Commentary – Will it be business as usual?

Chris Clegg

Just a few weeks ago many people were up in arms over High Prairie town council wanting to give themselves a raise. Eleven – count ‘em, 11 – attended a meeting to voice their displeasure.

Meanwhile, the coffee shops were abuzz with socialists bashing Premier Jason Kenney and his proposed policies. Indeed, the sky was falling.

At another table, the Conservatives were bashing Prime Minister Justin Trudeau for – well – just about anything and everything.

And at another table the Liberals gathered. All one of them! It was a lonely vigil! Just kidding!

We were complaining about the lack of snow removal on rural roads. One wonders how anyone got to town although sales suggest retail leakage was as strong as ever.
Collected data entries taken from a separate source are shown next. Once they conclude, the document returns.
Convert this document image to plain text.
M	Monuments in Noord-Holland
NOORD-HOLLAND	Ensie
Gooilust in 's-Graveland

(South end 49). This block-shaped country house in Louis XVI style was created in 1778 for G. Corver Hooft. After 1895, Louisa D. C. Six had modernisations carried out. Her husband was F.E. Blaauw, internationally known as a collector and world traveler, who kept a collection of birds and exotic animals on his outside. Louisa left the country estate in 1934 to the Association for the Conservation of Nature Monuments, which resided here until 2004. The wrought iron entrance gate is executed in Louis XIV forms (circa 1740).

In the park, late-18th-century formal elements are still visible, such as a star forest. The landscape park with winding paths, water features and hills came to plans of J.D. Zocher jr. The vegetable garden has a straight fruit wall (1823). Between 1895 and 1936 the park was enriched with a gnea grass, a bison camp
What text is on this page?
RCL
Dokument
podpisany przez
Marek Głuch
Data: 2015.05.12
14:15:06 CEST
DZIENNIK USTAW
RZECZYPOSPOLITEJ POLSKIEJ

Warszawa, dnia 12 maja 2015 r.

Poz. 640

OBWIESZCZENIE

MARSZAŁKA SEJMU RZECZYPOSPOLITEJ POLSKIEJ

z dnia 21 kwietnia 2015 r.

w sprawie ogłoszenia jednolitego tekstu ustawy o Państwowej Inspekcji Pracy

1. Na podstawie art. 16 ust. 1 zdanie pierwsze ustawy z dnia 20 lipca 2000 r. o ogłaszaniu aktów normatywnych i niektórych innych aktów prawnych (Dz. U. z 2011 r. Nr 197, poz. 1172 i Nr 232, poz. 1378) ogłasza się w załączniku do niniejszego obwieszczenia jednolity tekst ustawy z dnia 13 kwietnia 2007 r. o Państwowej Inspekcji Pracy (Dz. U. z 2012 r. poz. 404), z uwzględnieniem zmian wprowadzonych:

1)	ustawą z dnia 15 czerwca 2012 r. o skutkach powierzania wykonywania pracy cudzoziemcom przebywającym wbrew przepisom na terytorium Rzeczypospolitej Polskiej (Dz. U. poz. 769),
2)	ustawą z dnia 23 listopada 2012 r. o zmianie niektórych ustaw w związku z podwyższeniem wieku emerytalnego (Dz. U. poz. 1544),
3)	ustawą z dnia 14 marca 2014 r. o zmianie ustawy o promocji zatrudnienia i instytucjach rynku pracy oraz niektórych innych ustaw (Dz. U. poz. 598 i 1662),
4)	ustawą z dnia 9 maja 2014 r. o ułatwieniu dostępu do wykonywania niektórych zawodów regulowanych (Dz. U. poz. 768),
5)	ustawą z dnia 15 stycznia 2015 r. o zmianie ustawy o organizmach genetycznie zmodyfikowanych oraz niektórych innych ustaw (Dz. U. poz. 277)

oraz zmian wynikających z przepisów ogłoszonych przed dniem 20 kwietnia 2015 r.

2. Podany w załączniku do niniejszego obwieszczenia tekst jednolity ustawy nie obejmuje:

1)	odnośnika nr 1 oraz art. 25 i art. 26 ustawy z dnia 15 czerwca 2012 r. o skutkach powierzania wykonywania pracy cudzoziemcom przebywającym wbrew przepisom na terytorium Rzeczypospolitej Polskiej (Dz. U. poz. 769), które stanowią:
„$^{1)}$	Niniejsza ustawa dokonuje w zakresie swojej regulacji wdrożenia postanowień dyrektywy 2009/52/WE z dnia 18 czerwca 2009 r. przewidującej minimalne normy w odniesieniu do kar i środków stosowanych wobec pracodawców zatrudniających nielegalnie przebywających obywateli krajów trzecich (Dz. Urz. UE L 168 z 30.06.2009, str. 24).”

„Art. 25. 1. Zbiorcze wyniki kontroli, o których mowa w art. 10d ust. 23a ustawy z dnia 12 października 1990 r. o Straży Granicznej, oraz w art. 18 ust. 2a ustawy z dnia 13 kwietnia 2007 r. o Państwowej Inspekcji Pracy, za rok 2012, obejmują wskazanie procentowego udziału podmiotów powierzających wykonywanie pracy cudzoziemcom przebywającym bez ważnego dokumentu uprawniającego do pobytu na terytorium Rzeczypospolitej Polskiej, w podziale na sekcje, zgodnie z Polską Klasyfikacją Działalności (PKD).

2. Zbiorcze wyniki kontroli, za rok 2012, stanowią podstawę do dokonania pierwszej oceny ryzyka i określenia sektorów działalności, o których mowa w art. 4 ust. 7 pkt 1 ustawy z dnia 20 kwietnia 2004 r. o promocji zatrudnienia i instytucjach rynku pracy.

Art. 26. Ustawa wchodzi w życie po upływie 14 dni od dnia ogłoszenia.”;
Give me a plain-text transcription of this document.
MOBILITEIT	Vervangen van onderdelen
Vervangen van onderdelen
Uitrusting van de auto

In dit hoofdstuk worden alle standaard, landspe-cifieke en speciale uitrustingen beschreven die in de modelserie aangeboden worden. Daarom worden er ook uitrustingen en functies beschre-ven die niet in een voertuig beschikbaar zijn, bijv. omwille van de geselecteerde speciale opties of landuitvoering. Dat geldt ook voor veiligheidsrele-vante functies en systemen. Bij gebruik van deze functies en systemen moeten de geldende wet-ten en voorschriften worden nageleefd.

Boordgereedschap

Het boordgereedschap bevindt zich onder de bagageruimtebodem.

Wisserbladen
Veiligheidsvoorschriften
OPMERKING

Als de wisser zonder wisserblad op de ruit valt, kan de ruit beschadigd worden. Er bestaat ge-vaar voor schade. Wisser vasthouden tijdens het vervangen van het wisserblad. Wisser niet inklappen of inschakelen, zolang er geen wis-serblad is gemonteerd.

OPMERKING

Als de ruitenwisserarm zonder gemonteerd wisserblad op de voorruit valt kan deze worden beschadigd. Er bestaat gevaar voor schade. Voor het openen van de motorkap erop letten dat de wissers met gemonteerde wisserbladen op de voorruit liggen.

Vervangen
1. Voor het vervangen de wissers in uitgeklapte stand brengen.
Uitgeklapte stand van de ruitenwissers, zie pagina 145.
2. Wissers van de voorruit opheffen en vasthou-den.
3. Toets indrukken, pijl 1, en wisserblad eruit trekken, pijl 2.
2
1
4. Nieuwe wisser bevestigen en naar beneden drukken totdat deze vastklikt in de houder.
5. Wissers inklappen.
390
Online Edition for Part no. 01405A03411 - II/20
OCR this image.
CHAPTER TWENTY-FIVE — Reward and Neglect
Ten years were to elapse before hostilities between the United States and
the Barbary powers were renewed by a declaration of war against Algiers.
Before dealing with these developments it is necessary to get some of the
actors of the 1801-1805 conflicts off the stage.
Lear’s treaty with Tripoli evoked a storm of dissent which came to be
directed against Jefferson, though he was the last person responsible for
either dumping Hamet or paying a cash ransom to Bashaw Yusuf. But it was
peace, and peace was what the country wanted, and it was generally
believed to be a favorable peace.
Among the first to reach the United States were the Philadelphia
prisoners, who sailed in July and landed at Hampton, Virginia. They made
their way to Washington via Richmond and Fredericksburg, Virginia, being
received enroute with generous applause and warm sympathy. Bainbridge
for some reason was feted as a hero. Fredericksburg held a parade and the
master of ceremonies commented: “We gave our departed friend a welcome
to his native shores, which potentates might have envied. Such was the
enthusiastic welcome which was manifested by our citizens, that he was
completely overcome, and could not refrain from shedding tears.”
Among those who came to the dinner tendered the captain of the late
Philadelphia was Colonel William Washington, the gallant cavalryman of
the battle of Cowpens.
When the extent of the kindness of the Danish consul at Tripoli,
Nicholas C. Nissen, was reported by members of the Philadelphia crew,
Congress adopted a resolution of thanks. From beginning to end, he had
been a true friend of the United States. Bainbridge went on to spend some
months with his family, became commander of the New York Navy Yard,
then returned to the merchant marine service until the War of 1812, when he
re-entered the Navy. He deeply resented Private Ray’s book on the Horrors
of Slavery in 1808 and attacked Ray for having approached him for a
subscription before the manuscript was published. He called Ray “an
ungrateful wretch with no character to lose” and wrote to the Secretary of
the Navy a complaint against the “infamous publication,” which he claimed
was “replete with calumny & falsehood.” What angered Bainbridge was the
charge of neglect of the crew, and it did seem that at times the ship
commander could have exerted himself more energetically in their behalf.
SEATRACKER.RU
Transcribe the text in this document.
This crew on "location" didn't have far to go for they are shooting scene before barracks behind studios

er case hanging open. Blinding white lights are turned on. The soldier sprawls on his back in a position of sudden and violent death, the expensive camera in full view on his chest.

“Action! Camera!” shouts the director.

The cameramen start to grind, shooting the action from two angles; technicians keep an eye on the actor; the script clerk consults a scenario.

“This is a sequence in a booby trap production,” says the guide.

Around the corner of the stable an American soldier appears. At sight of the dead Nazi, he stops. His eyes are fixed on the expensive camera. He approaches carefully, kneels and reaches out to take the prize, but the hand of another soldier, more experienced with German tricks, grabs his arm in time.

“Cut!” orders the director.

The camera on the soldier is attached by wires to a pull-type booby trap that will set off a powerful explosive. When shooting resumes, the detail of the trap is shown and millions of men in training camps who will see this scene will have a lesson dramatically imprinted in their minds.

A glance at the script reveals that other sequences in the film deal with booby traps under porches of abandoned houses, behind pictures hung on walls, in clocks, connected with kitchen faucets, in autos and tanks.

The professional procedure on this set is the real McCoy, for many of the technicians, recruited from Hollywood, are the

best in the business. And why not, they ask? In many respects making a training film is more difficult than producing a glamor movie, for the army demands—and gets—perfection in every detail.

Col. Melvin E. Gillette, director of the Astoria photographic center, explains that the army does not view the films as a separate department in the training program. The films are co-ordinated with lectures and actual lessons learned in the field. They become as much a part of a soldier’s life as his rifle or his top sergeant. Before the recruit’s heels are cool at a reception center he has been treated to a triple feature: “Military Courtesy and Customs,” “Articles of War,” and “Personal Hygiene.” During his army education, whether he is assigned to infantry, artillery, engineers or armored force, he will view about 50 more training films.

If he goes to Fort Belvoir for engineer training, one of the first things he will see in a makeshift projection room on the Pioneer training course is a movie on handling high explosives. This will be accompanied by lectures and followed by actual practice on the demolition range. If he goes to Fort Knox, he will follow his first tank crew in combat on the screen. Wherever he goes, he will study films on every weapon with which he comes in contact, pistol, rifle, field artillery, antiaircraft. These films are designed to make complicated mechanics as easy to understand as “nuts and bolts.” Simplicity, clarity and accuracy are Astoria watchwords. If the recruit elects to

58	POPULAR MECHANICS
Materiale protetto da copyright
And we were all complaining about gas prices. That will never go away!

Just a few weeks ago many of us were worried sick about how the Edmonton Oilers were going to do in the NHL playoffs.

Others were looking forward to the baseball season and seeing how many baseballs Vladimir Guerrero Jr. would smash out of Rogers Centre.

And locally, how would our hockey teams do as playoffs and provincials approached? Funny how there are two teams playing, coaching staffs on each, plus a couple hundred coaches with perfect records in the stands.

Then this COVID-19 thing comes along.

Sort of puts things in perspective, huh!

Even the politicians put differences aside and tried to work together for the common good, by passing measures to help people. It didn’t work every time, but at least there was some co-operation instead of the needless banter back and forth.

It is often said history repeats itself. COVID-19 is here and a reality.

There have been many devastating plagues in history. The Plague of Justinian in 541 claimed 10,000 deaths a day. An estimated 25 million perished by the time it perished 50 years later. In 1347 the Black Death ravaged the planet. It killed 50 million people in Europe alone or half the population of Europe. The living spent most of their days burying the dead. The Italian Plague of 1629-31 killed an estimated 280,000 while in 1665-66 the Great Plague of London wiped out an estimated 100,000. In 1720 the Great Plague of Marseille took another 100,000. And the Third Plague Pandemic in Yunnan Province in China in 1855 claimed 125 million by the 1950s.

From January 1918 to December 1920, the Spanish flu infected 500 million people — about a quarter of the world’s population at the time. The death toll is estimated to have been anywhere from 17 million to 50 million, and possibly as high as 100 million.

Flu bugs and plagues are nothing new. I scoff at people in the media who claim we’ve never been here before. Actually, “we” have, if you are referring to the human race, and it was a heck of a lot worse. Perhaps not “we” in the local sense, however.

The first death in northern Alberta was Shawn Auger. He was the husband of our former advertising manager, Jennifer Auger. We grieve not only for them but all victims as we struggle through this horrible time.

But when all this is over, it would be nice if some of the people involved remembered.

It sure puts into perspective our politicians insatiable need for petty politics, or needless financial gain at the expense of others.

Will we learn from all this? Probably not. In a few months, we hope, it will be business as usual.